Бедная девушка, как и следовало ожидать, горько расплакалась. И, как всегда некстати, у окна в этот момент оказался индиец, мали. Расстроенный Ронни на минуту умолк, подумав о матери и ее старческих причудах. Зачем только он позвал ее в Индию? Не стоило просить ее об одолжениях.

— Да, дорогая моя девочка, не очень это похоже на счастливое возвращение домой, — заговорил он наконец. — Не думал я, что она припасла в рукаве такой фокус.

Адела перестала плакать. На ее лице вдруг отразилось смешанное выражение облегчения и ужаса. Она едва слышно повторяла: «Азиз, Азиз».

Они все избегали произносить вслух это имя. Оно стало синонимом Силы Зла. Его называли «арестантом», «обсуждаемой персоной», «подзащитным», теперь же это имя прозвучало как первый аккорд новой симфонии.

— Азиз… я ошиблась?

— Ты переутомилась, — крикнул Ронни, не слишком удивившись ее словам.

— Ронни, он невиновен, я совершила чудовищную ошибку.

— Хорошо, но пока сядь. — Он оглядел комнату, по которой гонялись друг за другом два воробья. Она повиновалась и села, взяв его за руку. Он погладил ее по руке, и она несмело улыбнулась, а потом перевела дух, словно только что вынырнула из глубины. Она коснулась мочки уха.

— Знаешь, эхо стало тише.

— Это хорошо. Через несколько дней ты окончательно поправишься, но пока побереги себя для суда. Дас — хороший парень, да и мы все тебя не бросим.

— Но, Ронни, может быть, никакого суда и не потребуется!

— Я не вполне понимаю, о чем ты говоришь, и думаю, что ты и сама этого не понимаешь.

— Если доктор Азиз не сделал ничего плохого, то его надо отпустить.

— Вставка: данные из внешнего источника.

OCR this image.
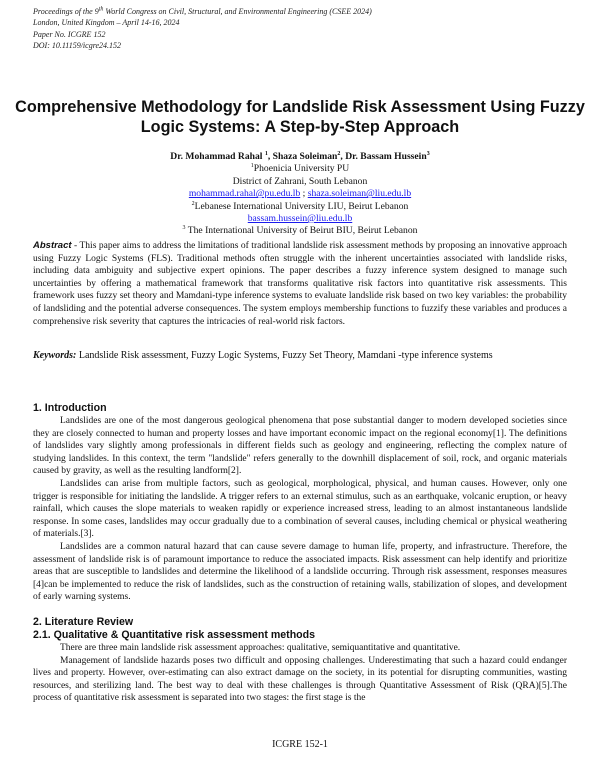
Proceedings of the 9th World Congress on Civil, Structural, and Environmental Engineering (CSEE 2024)
London, United Kingdom – April 14-16, 2024
Paper No. ICGRE 152
DOI: 10.11159/icgre24.152
Comprehensive Methodology for Landslide Risk Assessment Using Fuzzy Logic Systems: A Step-by-Step Approach
Dr. Mohammad Rahal $^1$, Shaza Soleiman$^2$, Dr. Bassam Hussein$^3$
$^1$Phoenicia University PU
District of Zahrani, South Lebanon
mohammad.rahal@pu.edu.lb ; shaza.soleiman@liu.edu.lb
$^2$Lebanese International University LIU, Beirut Lebanon
bassam.hussein@liu.edu.lb
$^3$ The International University of Beirut BIU, Beirut Lebanon
Abstract - This paper aims to address the limitations of traditional landslide risk assessment methods by proposing an innovative approach using Fuzzy Logic Systems (FLS). Traditional methods often struggle with the inherent uncertainties associated with landslide risks, including data ambiguity and subjective expert opinions. The paper describes a fuzzy inference system designed to manage such uncertainties by offering a mathematical framework that transforms qualitative risk factors into quantitative risk assessments. This framework uses fuzzy set theory and Mamdani-type inference systems to evaluate landslide risk based on two key variables: the probability of landsliding and the potential adverse consequences. The system employs membership functions to fuzzify these variables and produces a comprehensive risk severity that captures the intricacies of real-world risk factors.
Keywords: Landslide Risk assessment, Fuzzy Logic Systems, Fuzzy Set Theory, Mamdani -type inference systems
1. Introduction

Landslides are one of the most dangerous geological phenomena that pose substantial danger to modern developed societies since they are closely connected to human and property losses and have important economic impact on the regional economy[1]. The definitions of landslides vary slightly among professionals in different fields such as geology and engineering, reflecting the complex nature of studying landslides. In this context, the term "landslide" refers generally to the downhill displacement of soil, rock, and organic materials caused by gravity, as well as the resulting landform[2].

Landslides can arise from multiple factors, such as geological, morphological, physical, and human causes. However, only one trigger is responsible for initiating the landslide. A trigger refers to an external stimulus, such as an earthquake, volcanic eruption, or heavy rainfall, which causes the slope materials to weaken rapidly or experience increased stress, leading to an almost instantaneous landslide response. In some cases, landslides may occur gradually due to a combination of several causes, including chemical or physical weathering of materials.[3].

Landslides are a common natural hazard that can cause severe damage to human life, property, and infrastructure. Therefore, the assessment of landslide risk is of paramount importance to reduce the associated impacts. Risk assessment can help identify and prioritize areas that are susceptible to landslides and determine the likelihood of a landslide occurring. Through risk assessment, responses measures [4]can be implemented to reduce the risk of landslides, such as the construction of retaining walls, stabilization of slopes, and development of early warning systems.

2. Literature Review
2.1. Qualitative & Quantitative risk assessment methods

There are three main landslide risk assessment approaches: qualitative, semiquantitative and quantitative.

Management of landslide hazards poses two difficult and opposing challenges. Underestimating that such a hazard could endanger lives and property. However, over-estimating can also extract damage on the society, in its potential for disrupting communities, wasting resources, and sterilizing land. The best way to deal with these challenges is through Quantitative Assessment of Risk (QRA)[5].The process of quantitative risk assessment is separated into two stages: the first stage is the

ICGRE 152-1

Ронни вздрогнул, как от холодного дуновения смерти, и торопливо произнес:

— Его отпустили, но когда начался бунт, снова отправили в тюрьму. — Для того чтобы отвлечь ее, он рассказал историю, казавшуюся ему забавной. Нуреддин угнал машину Наваба Бахадура и решил покатать Азиза. В темноте он заехал в канаву, и машина опрокинулась набок. Оба вывалились из автомобиля, и Нуреддин порезал лицо о разбитое ветровое стекло. Их воплей было не слышно из-за криков правоверных. Прошло довольно много времени до того, как их наконец спасла полиция. Нуреддина отправили в госпиталь Минто, а Азиза — в тюрьму с дополнительным обвинением в нарушении общественного спокойствия. Окончив рассказ, он извинился.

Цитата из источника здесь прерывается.